Estes instrumentos rígidos atingem linearmente todas as unidades de produção, e só são eficazes se, além da competência para estabelecer regras, o Estado tiver boa estrutura de policiamento e punição contra os produtores rurais, independente do porte de suas propriedades, algo que, até o momento, não tem sido verificado no País.
Em que pese o Brasil possuir uma legislação florestal vista como modelo por alguns, ela, na prática, não consegue ser cumprida a rigor. O que se vê em todas as regiões do País, principalmente naquelas onde o relevo predominante é montanhoso, é que o cumprimento legal, sobretudo no que tange à imposição das APP, compromete a sustentabilidade da propriedade rural. Aliás, se esta Lei realmente fosse boa, não seria vítima de tanta alteração, até por parte de quem hoje se posiciona contra a sua reforma. Ora, como exposto, o que é bom, já nasce como tal, não precisando sofrer tanta ingerência assim.
Neste contexto de violência legiferante e desatino, há que ressaltar que as RL, como mais um exemplo de inoperância, ineficácia e ineficiência, não são sequer figuras passíveis de receptividade pela Constituição da República de 1988, posto que são incapazes de garantir o equilíbrio ecológico que esta apregoa. É que elas não tornam efetiva e segura a proteção dos processos ecológicos essenciais, da diversidade e da integridade do patrimônio genético do país, dos espaços territoriais e seus componentes, muito menos, da função ecológica e perpetuação das espécies.
A bem da verdade, ao se considerar o fato de que o Código foi criado em 1965, diante de uma Constituição da República (1946) que reservava apenas à União a prerrogativa de legislar sobre os recursos naturais, a celeuma provocada por ele é mais do que esperada. Afinal, em um país continental e rico em diversidade de todas as ordens - desde os mais variados biomas, às diferentes espécies de relevo, solo, elementos culturais, etc., - seria extrema pretensão desejar que uma única lei florestal regesse a questão.

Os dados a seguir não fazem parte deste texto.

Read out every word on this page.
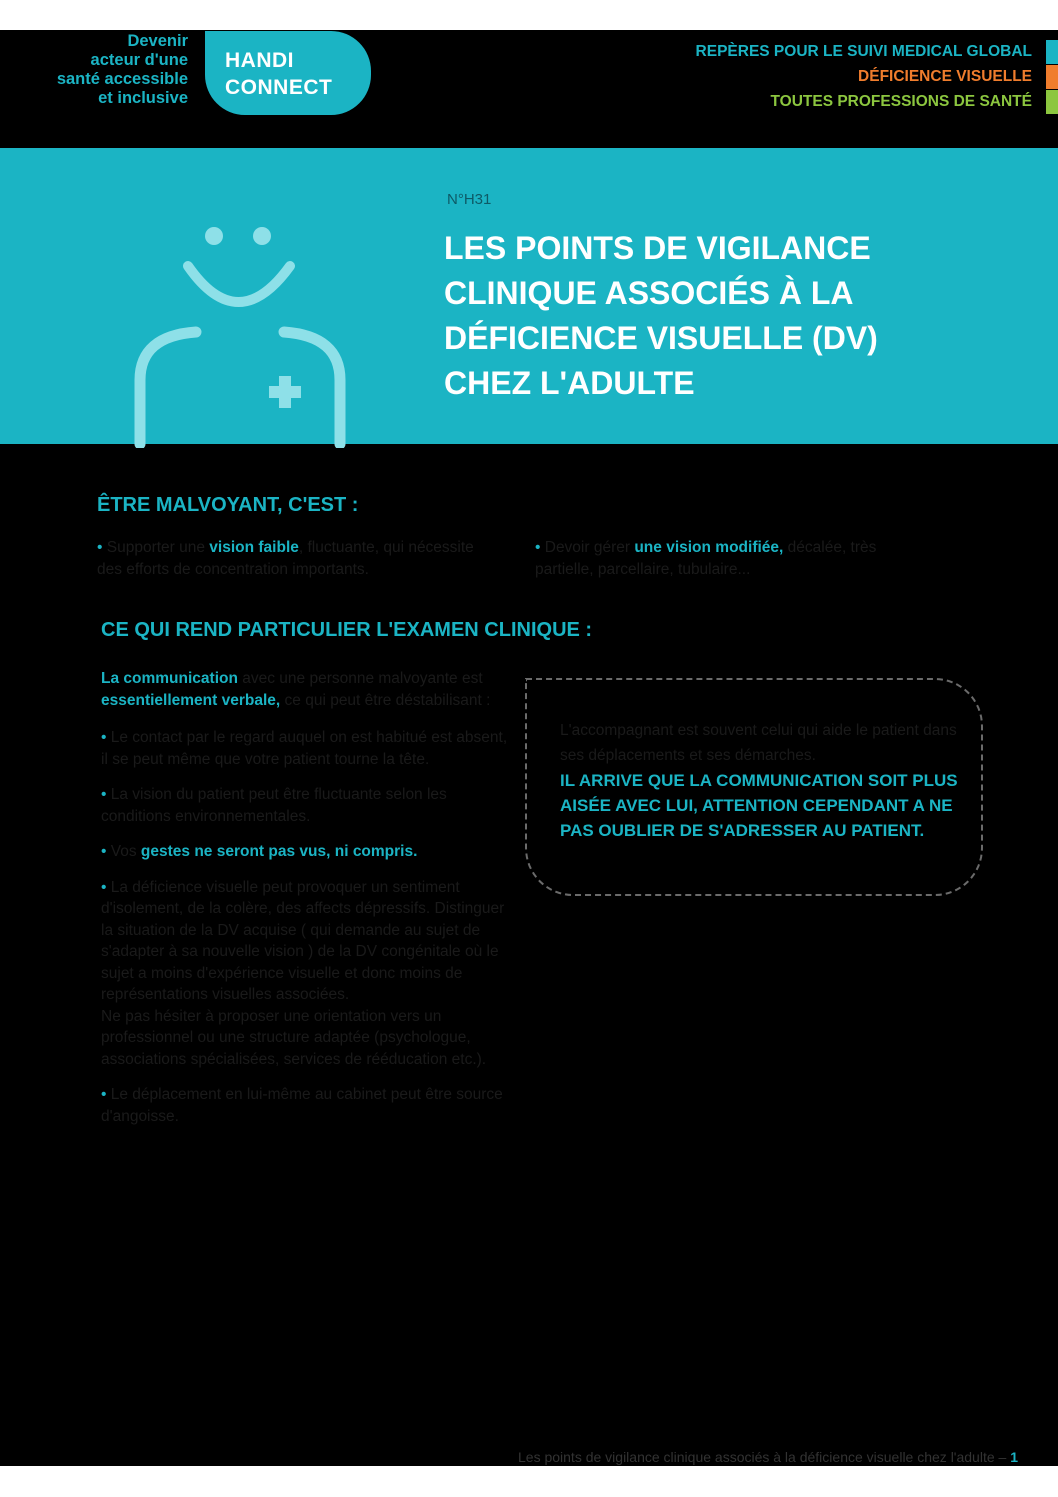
Devenir
acteur d'une
santé accessible
et inclusive
HANDI
CONNECT
REPÈRES POUR LE SUIVI MEDICAL GLOBAL
DÉFICIENCE VISUELLE
TOUTES PROFESSIONS DE SANTÉ
N°H31
LES POINTS DE VIGILANCE
CLINIQUE ASSOCIÉS À LA
DÉFICIENCE VISUELLE (DV)
CHEZ L'ADULTE
ÊTRE MALVOYANT, C'EST :
• Supporter une vision faible, fluctuante, qui nécessite des efforts de concentration importants.
• Devoir gérer une vision modifiée, décalée, très partielle, parcellaire, tubulaire...
CE QUI REND PARTICULIER L'EXAMEN CLINIQUE :

La communication avec une personne malvoyante est essentiellement verbale, ce qui peut être déstabilisant :

• Le contact par le regard auquel on est habitué est absent, il se peut même que votre patient tourne la tête.

• La vision du patient peut être fluctuante selon les conditions environnementales.

• Vos gestes ne seront pas vus, ni compris.

• La déficience visuelle peut provoquer un sentiment d'isolement, de la colère, des affects dépressifs. Distinguer la situation de la DV acquise ( qui demande au sujet de s'adapter à sa nouvelle vision ) de la DV congénitale où le sujet a moins d'expérience visuelle et donc moins de représentations visuelles associées.
Ne pas hésiter à proposer une orientation vers un professionnel ou une structure adaptée (psychologue, associations spécialisées, services de rééducation etc.).

• Le déplacement en lui-même au cabinet peut être source d'angoisse.

L'accompagnant est souvent celui qui aide le patient dans ses déplacements et ses démarches.
IL ARRIVE QUE LA COMMUNICATION SOIT PLUS AISÉE AVEC LUI, ATTENTION CEPENDANT A NE PAS OUBLIER DE S'ADRESSER AU PATIENT.
Les points de vigilance clinique associés à la déficience visuelle chez l'adulte – 1
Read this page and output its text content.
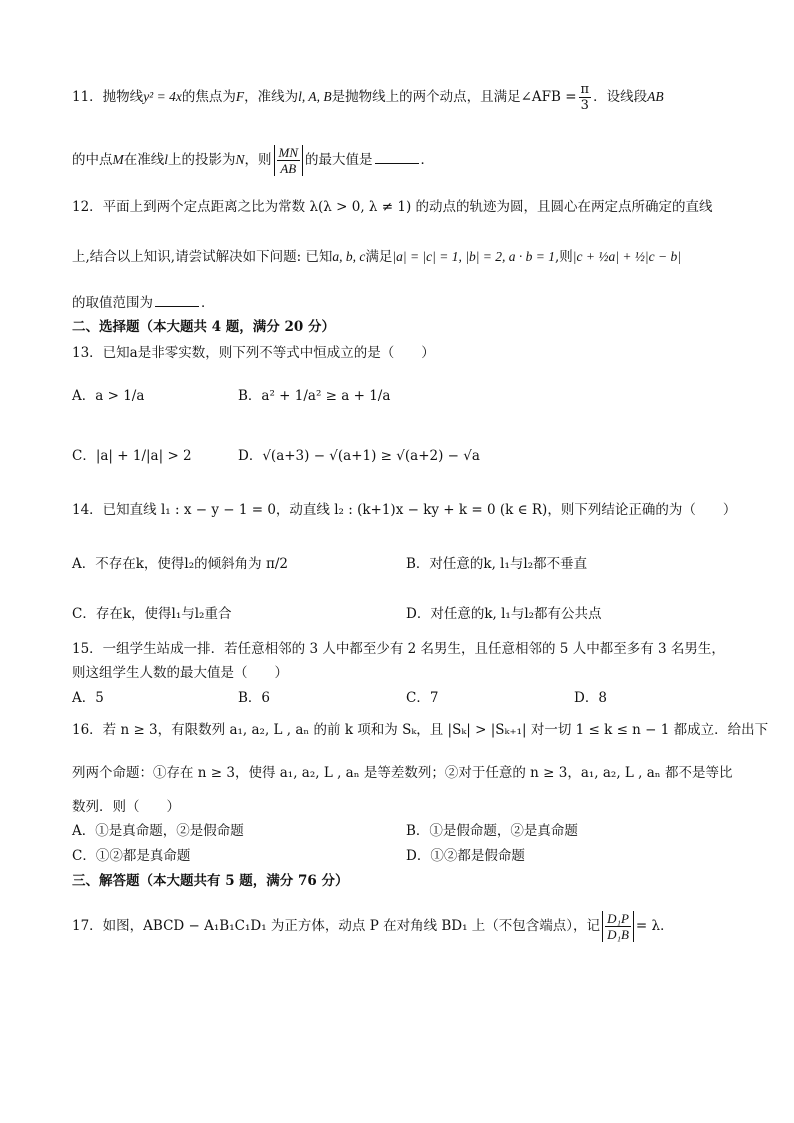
11．抛物线y² = 4x的焦点为F，准线为l, A, B是抛物线上的两个动点，且满足∠AFB = $\frac{\pi}{3}$ ．设线段AB
的中点M在准线l上的投影为N，则 $\frac{MN}{AB}$ 的最大值是	．
12．平面上到两个定点距离之比为常数 λ(λ > 0, λ ≠ 1) 的动点的轨迹为圆，且圆心在两定点所确定的直线
上,结合以上知识,请尝试解决如下问题: 已知a, b, c满足|a| = |c| = 1, |b| = 2, a · b = 1,则|c + ½a| + ½|c − b|
的取值范围为	．
二、选择题（本大题共 4 题，满分 20 分）
13．已知a是非零实数，则下列不等式中恒成立的是（　　）
A．a > 1/a	B．a² + 1/a² ≥ a + 1/a
C．|a| + 1/|a| > 2	D．√(a+3) − √(a+1) ≥ √(a+2) − √a
14．已知直线 l₁ : x − y − 1 = 0，动直线 l₂ : (k+1)x − ky + k = 0 (k ∈ R)，则下列结论正确的为（　　）
A．不存在k，使得l₂的倾斜角为 π/2	B．对任意的k, l₁与l₂都不垂直
C．存在k，使得l₁与l₂重合	D．对任意的k, l₁与l₂都有公共点
15．一组学生站成一排．若任意相邻的 3 人中都至少有 2 名男生，且任意相邻的 5 人中都至多有 3 名男生，
则这组学生人数的最大值是（　　）
A．5	B．6	C．7	D．8
16．若 n ≥ 3，有限数列 a₁, a₂, L , aₙ 的前 k 项和为 Sₖ，且 |Sₖ| > |Sₖ₊₁| 对一切 1 ≤ k ≤ n − 1 都成立．给出下
列两个命题：①存在 n ≥ 3，使得 a₁, a₂, L , aₙ 是等差数列；②对于任意的 n ≥ 3，a₁, a₂, L , aₙ 都不是等比
数列．则（　　）
A．①是真命题，②是假命题	B．①是假命题，②是真命题
C．①②都是真命题	D．①②都是假命题
三、解答题（本大题共有 5 题，满分 76 分）
17．如图，ABCD − A₁B₁C₁D₁ 为正方体，动点 P 在对角线 BD₁ 上（不包含端点），记 $\frac{\text{D₁P}}{\text{D₁B}} = \lambda$．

Sabendo que todo problema ambiental está intrinsecamente ligado às características ecológicas particulares do local onde ele ocorre – ainda que haja conseqüências e interferências em nível global –, as soluções propostas, necessariamente, deveriam preservar o vínculo com estas condições particulares. Determinada solução pode apresentar resultados completamente diversos quando se variam estas características, correndo-se o risco de cometer um verdadeiro contra-senso ecológico a propositura de soluções ambientais unificadas ou legislações que abranjam todo o território nacional.
Estudos têm demonstrado que as APP nas regiões montanhosas, além de ocuparem partes significativas das propriedades rurais, situam-se justamente nas melhores faixas agricultáveis destas, seja pelo aspecto físico, facilidade operacional e de irrigação, seja pelo aspecto químico, fertilidade do solo.

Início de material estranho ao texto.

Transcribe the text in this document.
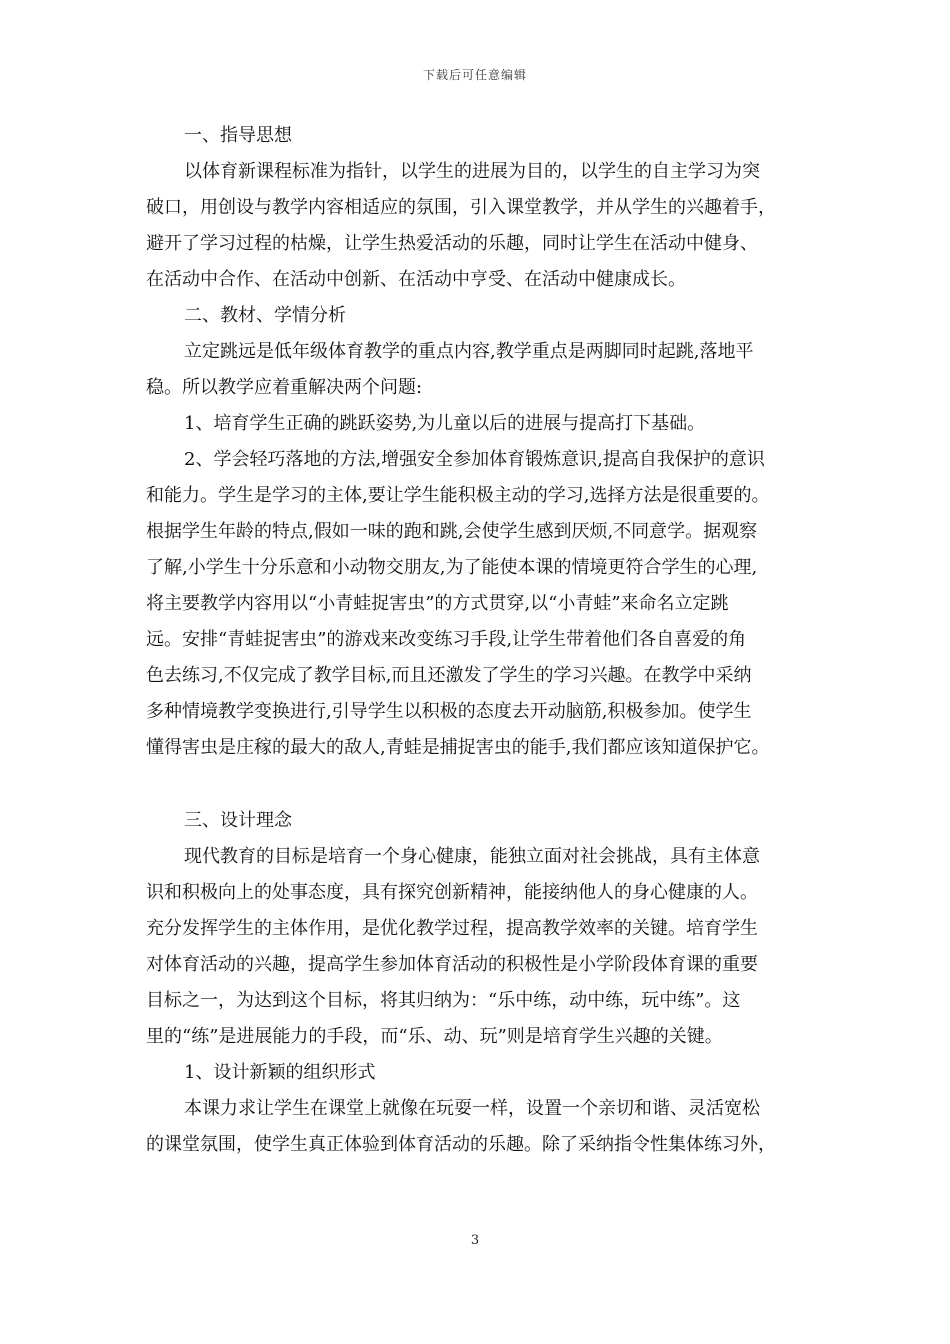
下载后可任意编辑
一、指导思想
以体育新课程标准为指针，以学生的进展为目的，以学生的自主学习为突
破口，用创设与教学内容相适应的氛围，引入课堂教学，并从学生的兴趣着手，
避开了学习过程的枯燥，让学生热爱活动的乐趣，同时让学生在活动中健身、
在活动中合作、在活动中创新、在活动中亨受、在活动中健康成长。
二、教材、学情分析
立定跳远是低年级体育教学的重点内容,教学重点是两脚同时起跳,落地平
稳。所以教学应着重解决两个问题:
1、培育学生正确的跳跃姿势,为儿童以后的进展与提高打下基础。
2、学会轻巧落地的方法,增强安全参加体育锻炼意识,提高自我保护的意识
和能力。学生是学习的主体,要让学生能积极主动的学习,选择方法是很重要的。
根据学生年龄的特点,假如一味的跑和跳,会使学生感到厌烦,不同意学。据观察
了解,小学生十分乐意和小动物交朋友,为了能使本课的情境更符合学生的心理,
将主要教学内容用以“小青蛙捉害虫”的方式贯穿,以“小青蛙”来命名立定跳
远。安排“青蛙捉害虫”的游戏来改变练习手段,让学生带着他们各自喜爱的角
色去练习,不仅完成了教学目标,而且还激发了学生的学习兴趣。在教学中采纳
多种情境教学变换进行,引导学生以积极的态度去开动脑筋,积极参加。使学生
懂得害虫是庄稼的最大的敌人,青蛙是捕捉害虫的能手,我们都应该知道保护它。
三、设计理念
现代教育的目标是培育一个身心健康，能独立面对社会挑战，具有主体意
识和积极向上的处事态度，具有探究创新精神，能接纳他人的身心健康的人。
充分发挥学生的主体作用，是优化教学过程，提高教学效率的关键。培育学生
对体育活动的兴趣，提高学生参加体育活动的积极性是小学阶段体育课的重要
目标之一，为达到这个目标，将其归纳为：“乐中练，动中练，玩中练”。这
里的“练”是进展能力的手段，而“乐、动、玩”则是培育学生兴趣的关键。
1、设计新颖的组织形式
本课力求让学生在课堂上就像在玩耍一样，设置一个亲切和谐、灵活宽松
的课堂氛围，使学生真正体验到体育活动的乐趣。除了采纳指令性集体练习外，
3
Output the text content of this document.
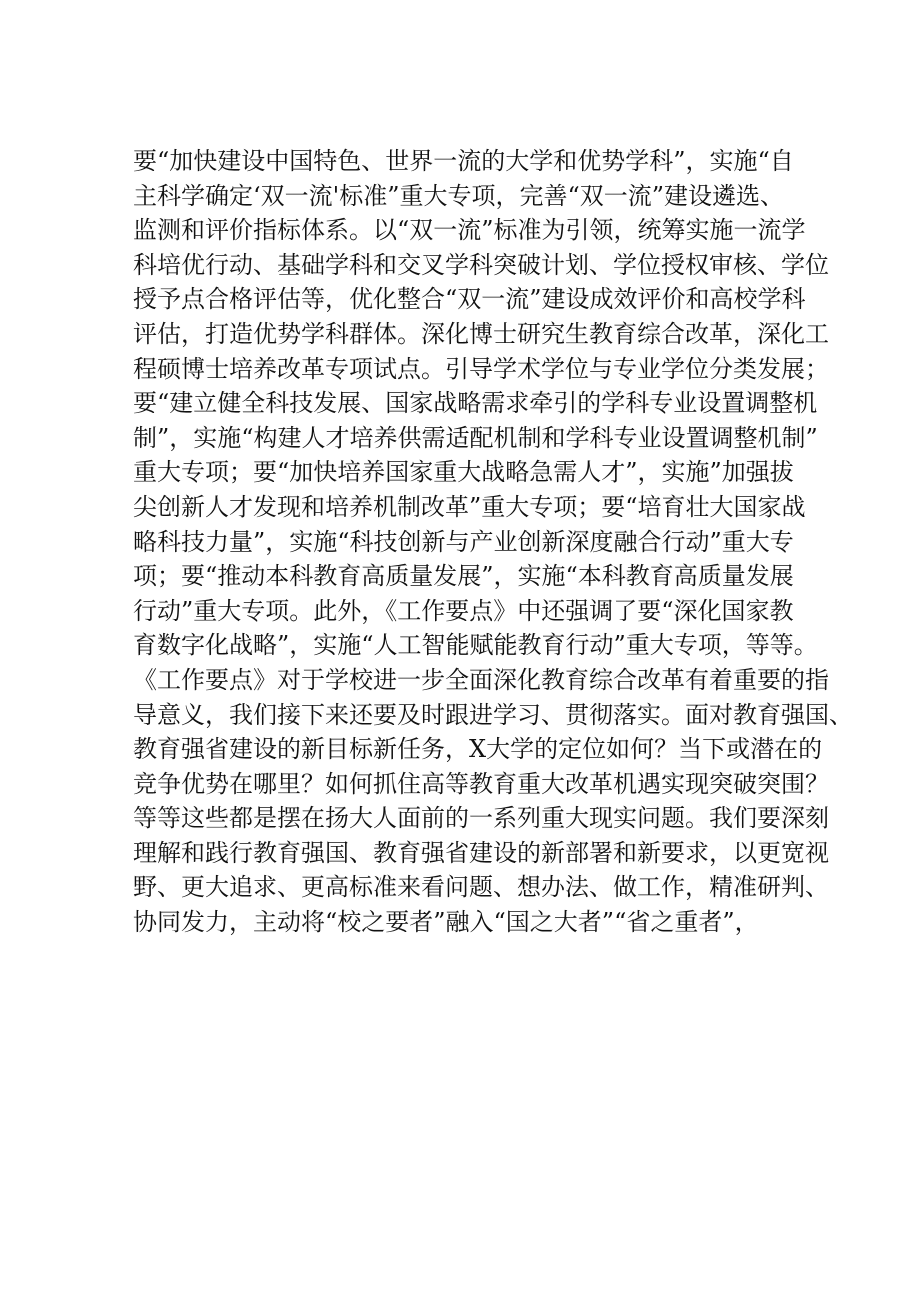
要“加快建设中国特色、世界一流的大学和优势学科”，实施“自
主科学确定‘双一流'标准”重大专项，完善“双一流”建设遴选、
监测和评价指标体系。以“双一流”标准为引领，统筹实施一流学
科培优行动、基础学科和交叉学科突破计划、学位授权审核、学位
授予点合格评估等，优化整合“双一流”建设成效评价和高校学科
评估，打造优势学科群体。深化博士研究生教育综合改革，深化工
程硕博士培养改革专项试点。引导学术学位与专业学位分类发展；
要“建立健全科技发展、国家战略需求牵引的学科专业设置调整机
制”，实施“构建人才培养供需适配机制和学科专业设置调整机制”
重大专项；要“加快培养国家重大战略急需人才”，实施”加强拔
尖创新人才发现和培养机制改革”重大专项；要“培育壮大国家战
略科技力量”，实施“科技创新与产业创新深度融合行动”重大专
项；要“推动本科教育高质量发展”，实施“本科教育高质量发展
行动”重大专项。此外，《工作要点》中还强调了要“深化国家教
育数字化战略”，实施“人工智能赋能教育行动”重大专项，等等。
《工作要点》对于学校进一步全面深化教育综合改革有着重要的指
导意义，我们接下来还要及时跟进学习、贯彻落实。面对教育强国、
教育强省建设的新目标新任务，X大学的定位如何？当下或潜在的
竞争优势在哪里？如何抓住高等教育重大改革机遇实现突破突围？
等等这些都是摆在扬大人面前的一系列重大现实问题。我们要深刻
理解和践行教育强国、教育强省建设的新部署和新要求，以更宽视
野、更大追求、更高标准来看问题、想办法、做工作，精准研判、
协同发力，主动将“校之要者”融入“国之大者”“省之重者”，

Como se não bastasse o conflito entre a produção agrícola com a faixa de proteção exigível para a APP, outro possível agravante é a interpretação, por parte das mais diversas organizações, de que estas áreas são intocáveis, mesmo que não estejam cobertas por vegetação nativa. Espanta-nos tamanha arrogância: querem proibir o homem de usufruir das dádivas divinas, impedindo-o, inclusive, de se aproximar de uma árvore caída na floresta, quando um cupim, em contrapartida, pode degradá-la. Cá para nós, fomos longe demais com uma legislação tão soberba.

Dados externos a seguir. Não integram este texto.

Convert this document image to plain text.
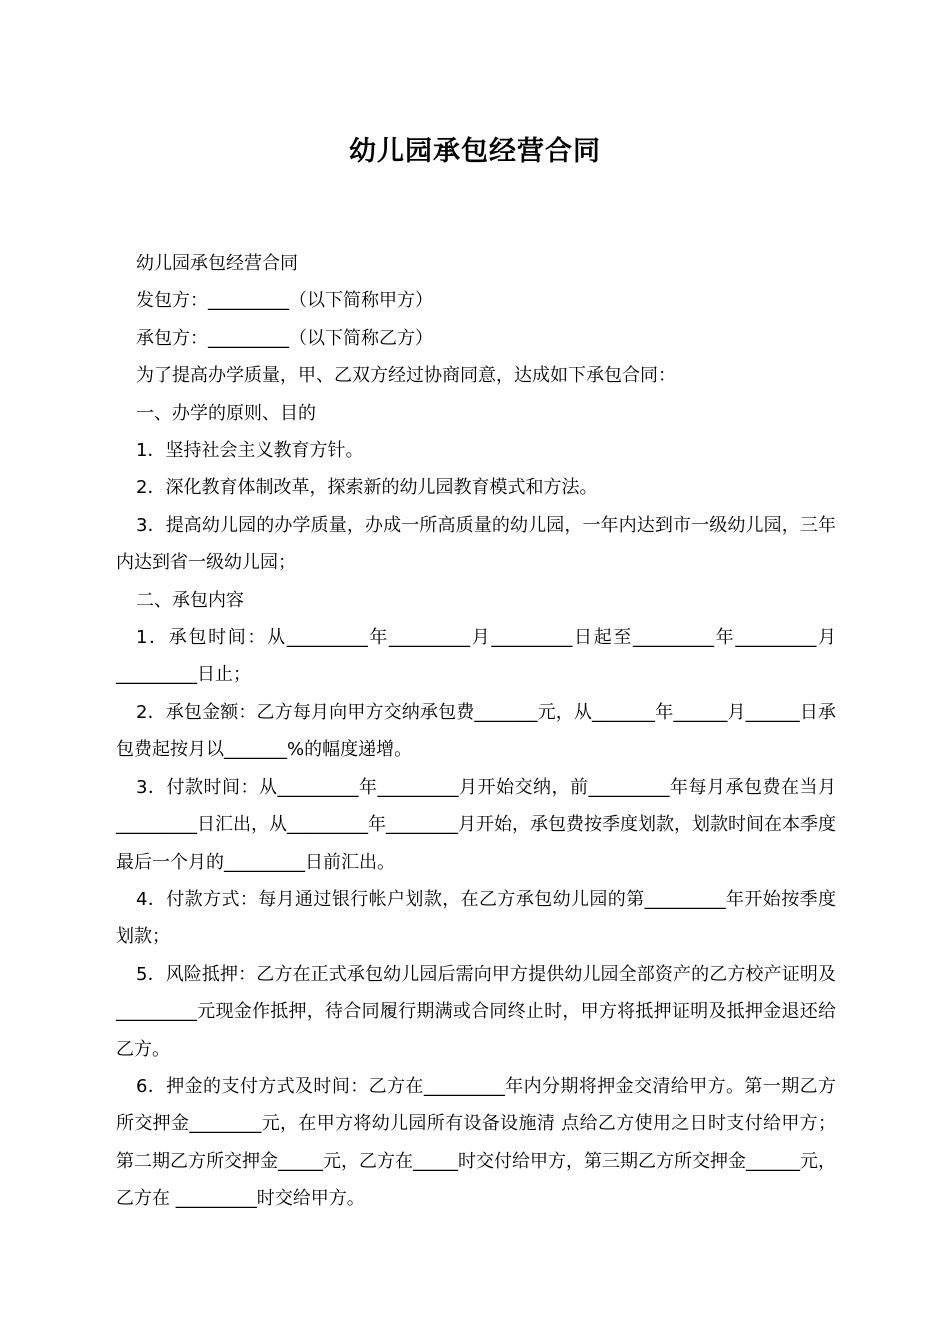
幼儿园承包经营合同

幼儿园承包经营合同

发包方：_________（以下简称甲方）

承包方：_________（以下简称乙方）

为了提高办学质量，甲、乙双方经过协商同意，达成如下承包合同：

一、办学的原则、目的

1．坚持社会主义教育方针。

2．深化教育体制改革，探索新的幼儿园教育模式和方法。

3．提高幼儿园的办学质量，办成一所高质量的幼儿园，一年内达到市一级幼儿园，三年内达到省一级幼儿园；

二、承包内容

1．承包时间：从_________年_________月_________日起至_________年_________月_________日止；

2．承包金额：乙方每月向甲方交纳承包费_______元，从_______年______月______日承包费起按月以_______%的幅度递增。

3．付款时间：从_________年_________月开始交纳，前_________年每月承包费在当月_________日汇出，从_________年________月开始，承包费按季度划款，划款时间在本季度最后一个月的_________日前汇出。

4．付款方式：每月通过银行帐户划款，在乙方承包幼儿园的第_________年开始按季度划款；

5．风险抵押：乙方在正式承包幼儿园后需向甲方提供幼儿园全部资产的乙方校产证明及_________元现金作抵押，待合同履行期满或合同终止时，甲方将抵押证明及抵押金退还给乙方。

6．押金的支付方式及时间：乙方在_________年内分期将押金交清给甲方。第一期乙方所交押金________元，在甲方将幼儿园所有设备设施清 点给乙方使用之日时支付给甲方；第二期乙方所交押金_____元，乙方在_____时交付给甲方，第三期乙方所交押金______元，乙方在 _________时交给甲方。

É sabido que a única variável adotada para definir a largura das APP ao longo dos cursos d’água é a própria largura destes últimos, critério este que, apesar de questionado, talvez tenha sido o único possível de ser adotado naquela época. Aliás, razões como esta é que explicam a tão difícil aplicabilidade desta legislação, conforme vários estudos têm demonstrado.
Diante deste contexto, entende-se como primordial a construção de uma nova Lei Florestal apta a abrigar as diversidades ecológicas, físicas, sociais, culturais, econômicas e regionais visualizadas, tendo como princípios: o atendimento à exigência constitucional de que a Lei Federal, por não ter condições de abrangência minuciosa e atendimento às particularidades locais e regionais, deve se ater a normas gerais; o papel, por conseqüência, dos Estados e Municípios de legislarem concorrentemente à União sobre estes recursos; e, enfim, a discricionariedade motivada dos técnicos, dentro de sua área de conhecimento, a partir dos parâmetros genericamente traçados pela Lei.
Desta forma, incomoda quando vemos o ambiente do debate sendo monopolizado pelos representantes do setor produtivo e do meio ambiente, se posicionando, respectivamente, de forma favorável e contra a reforma deste Código. Isto se opera como se fosse um privilégio e interesse apenas deles a discussão desta questão e, ainda, como se o que mais importasse fosse quem tem mais poder de pressão política e de convencimento da opinião pública. Para nós, o que está em jogo é mais do que uma mera vontade, sendo, na verdade, algo soberano às ofensas retóricas das classes que se rotulam asquerosamente de ambientalistas e ruralistas, pois, em maior instância, trata-se de uma obrigação constitucional.
Vide e viva a Constituição da República Federativa do Brasil - esta sim, fruto de uma inspiração madura e divina do constituinte – e, mais especificamente, vide e viva os seus artigos 1º, III e 24, aptos, em seu conjunto e em consonância com outros dispositivos constitucionais de magnitude, a darem um direcionamento mais coerente, concreto e aplicável à questão.

(1) Professor Associado do Departamento de Engenharia Florestal da Universidade Federal de Viçosa, Minas Gerais. valverde@ufv.br.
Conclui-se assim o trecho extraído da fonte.